Miss Suisse, anatomie d’un succès
Samedi soir à Genève, la couronne de Miss Suisse est revenue à Christa Rigozzi, de Monte Carasso (Tessin), 23 ans, licenciée en criminologie, élue parmi 14 autres finalistes.
Contrairement à la plupart des pays européens, la Suisse et ses médias plébiscitent ces reines de beauté qui offrent l’image d’une Suisse glamour, ambitieuse et ouverte sur le monde.
«Je suis en même temps tellement heureuse et tellement nerveuse.» Christa Rigozzi a répété ces mots dans les trois principales langues nationales après avoir été sacrée samedi soir à l’Arena de Genève.
La lauréate blonde rayonnait en recevant la couronne des mains de la tenante du titre, la Vaudoise Lauriane Gilliéron, très émue en déclarant: «Pour moi, c’est la fin d’une nouvelle vie.»
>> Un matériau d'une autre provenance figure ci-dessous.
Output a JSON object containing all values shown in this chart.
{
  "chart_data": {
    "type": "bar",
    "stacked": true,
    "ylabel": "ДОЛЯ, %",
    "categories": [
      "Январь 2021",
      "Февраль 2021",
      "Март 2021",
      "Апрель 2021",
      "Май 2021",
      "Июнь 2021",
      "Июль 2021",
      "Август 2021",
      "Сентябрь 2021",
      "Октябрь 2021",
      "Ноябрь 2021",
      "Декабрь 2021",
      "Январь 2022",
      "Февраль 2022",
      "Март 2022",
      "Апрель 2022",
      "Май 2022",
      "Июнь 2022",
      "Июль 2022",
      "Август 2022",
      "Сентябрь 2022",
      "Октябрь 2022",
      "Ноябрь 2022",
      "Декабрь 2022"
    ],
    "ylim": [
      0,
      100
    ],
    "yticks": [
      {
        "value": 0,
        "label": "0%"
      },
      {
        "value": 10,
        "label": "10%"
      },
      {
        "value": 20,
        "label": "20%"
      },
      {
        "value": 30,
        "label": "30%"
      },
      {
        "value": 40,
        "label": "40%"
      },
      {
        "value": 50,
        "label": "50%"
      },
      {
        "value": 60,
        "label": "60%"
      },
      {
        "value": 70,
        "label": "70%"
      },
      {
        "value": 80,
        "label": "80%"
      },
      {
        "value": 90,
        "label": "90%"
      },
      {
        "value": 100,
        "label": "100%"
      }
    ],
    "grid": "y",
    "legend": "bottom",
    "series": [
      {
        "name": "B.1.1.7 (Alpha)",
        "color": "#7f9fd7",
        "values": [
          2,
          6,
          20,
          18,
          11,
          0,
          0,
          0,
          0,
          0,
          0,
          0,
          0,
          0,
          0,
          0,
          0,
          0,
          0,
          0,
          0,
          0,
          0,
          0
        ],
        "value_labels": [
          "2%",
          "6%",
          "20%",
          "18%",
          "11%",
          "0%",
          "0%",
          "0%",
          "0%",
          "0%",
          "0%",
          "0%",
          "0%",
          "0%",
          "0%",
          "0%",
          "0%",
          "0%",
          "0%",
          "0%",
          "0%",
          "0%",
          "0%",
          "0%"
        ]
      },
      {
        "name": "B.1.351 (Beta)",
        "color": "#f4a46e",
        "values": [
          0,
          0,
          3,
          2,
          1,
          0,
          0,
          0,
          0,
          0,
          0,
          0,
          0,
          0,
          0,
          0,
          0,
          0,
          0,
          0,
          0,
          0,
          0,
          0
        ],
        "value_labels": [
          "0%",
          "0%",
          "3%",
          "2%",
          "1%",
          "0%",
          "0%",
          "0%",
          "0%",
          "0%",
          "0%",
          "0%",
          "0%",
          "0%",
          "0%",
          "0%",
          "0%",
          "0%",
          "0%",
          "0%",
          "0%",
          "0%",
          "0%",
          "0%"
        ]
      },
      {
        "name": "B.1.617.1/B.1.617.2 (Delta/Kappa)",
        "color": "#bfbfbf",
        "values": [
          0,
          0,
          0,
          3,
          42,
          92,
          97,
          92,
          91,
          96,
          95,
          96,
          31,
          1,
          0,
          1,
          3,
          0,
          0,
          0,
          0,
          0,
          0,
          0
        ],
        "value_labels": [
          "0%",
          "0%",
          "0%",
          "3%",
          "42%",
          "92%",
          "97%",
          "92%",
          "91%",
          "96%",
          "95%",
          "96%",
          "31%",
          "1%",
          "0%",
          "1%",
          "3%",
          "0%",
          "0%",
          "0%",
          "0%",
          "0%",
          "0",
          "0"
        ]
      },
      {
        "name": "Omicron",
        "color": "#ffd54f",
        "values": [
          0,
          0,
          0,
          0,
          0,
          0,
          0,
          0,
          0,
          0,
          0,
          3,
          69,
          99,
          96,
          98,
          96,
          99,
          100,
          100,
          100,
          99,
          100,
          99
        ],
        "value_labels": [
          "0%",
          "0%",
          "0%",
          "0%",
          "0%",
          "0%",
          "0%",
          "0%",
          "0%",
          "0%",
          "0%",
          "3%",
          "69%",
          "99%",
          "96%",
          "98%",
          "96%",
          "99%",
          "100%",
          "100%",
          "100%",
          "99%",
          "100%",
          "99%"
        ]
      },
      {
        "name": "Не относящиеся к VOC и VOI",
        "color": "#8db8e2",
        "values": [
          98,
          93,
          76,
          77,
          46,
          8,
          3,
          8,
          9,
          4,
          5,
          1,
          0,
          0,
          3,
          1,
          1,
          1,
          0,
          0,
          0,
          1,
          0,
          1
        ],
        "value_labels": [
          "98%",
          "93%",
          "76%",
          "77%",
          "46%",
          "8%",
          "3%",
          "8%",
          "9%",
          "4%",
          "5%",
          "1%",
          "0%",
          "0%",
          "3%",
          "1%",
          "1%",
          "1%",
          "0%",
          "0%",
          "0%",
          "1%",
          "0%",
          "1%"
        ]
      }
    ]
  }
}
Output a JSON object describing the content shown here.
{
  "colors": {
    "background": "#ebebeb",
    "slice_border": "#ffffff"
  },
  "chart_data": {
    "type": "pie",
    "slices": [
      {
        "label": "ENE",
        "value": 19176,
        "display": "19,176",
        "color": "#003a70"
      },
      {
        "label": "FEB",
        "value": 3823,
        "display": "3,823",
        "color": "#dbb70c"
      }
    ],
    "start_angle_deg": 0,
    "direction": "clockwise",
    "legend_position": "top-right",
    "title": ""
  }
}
La première dauphine de Christa Rigozzi est également une Tessinoise mais d’origine russe, Xenia Tchoumitcheva, et Sabine Heierli, de Teufen (Argovie), est deuxième dauphine.
Un succès sans précédent
Lauriane Gilliéron, qui a rendu sa couronne samedi soir, a gagné près d’un demi-million de francs grâce à son titre de plus belle des Suissesses. Ce montant, le plus élevé jamais obtenu par une reine de beauté helvétique, découle du succès grandissant rencontré par ce concours.
Avec Lauriane Gilliéron – première miss francophone depuis des lustres – cette élection déjà très suivie en Suisse alémanique a définitivement conquis la Suisse romande et ses médias, selon Karina Berger, l’une des organisatrices de la compétition.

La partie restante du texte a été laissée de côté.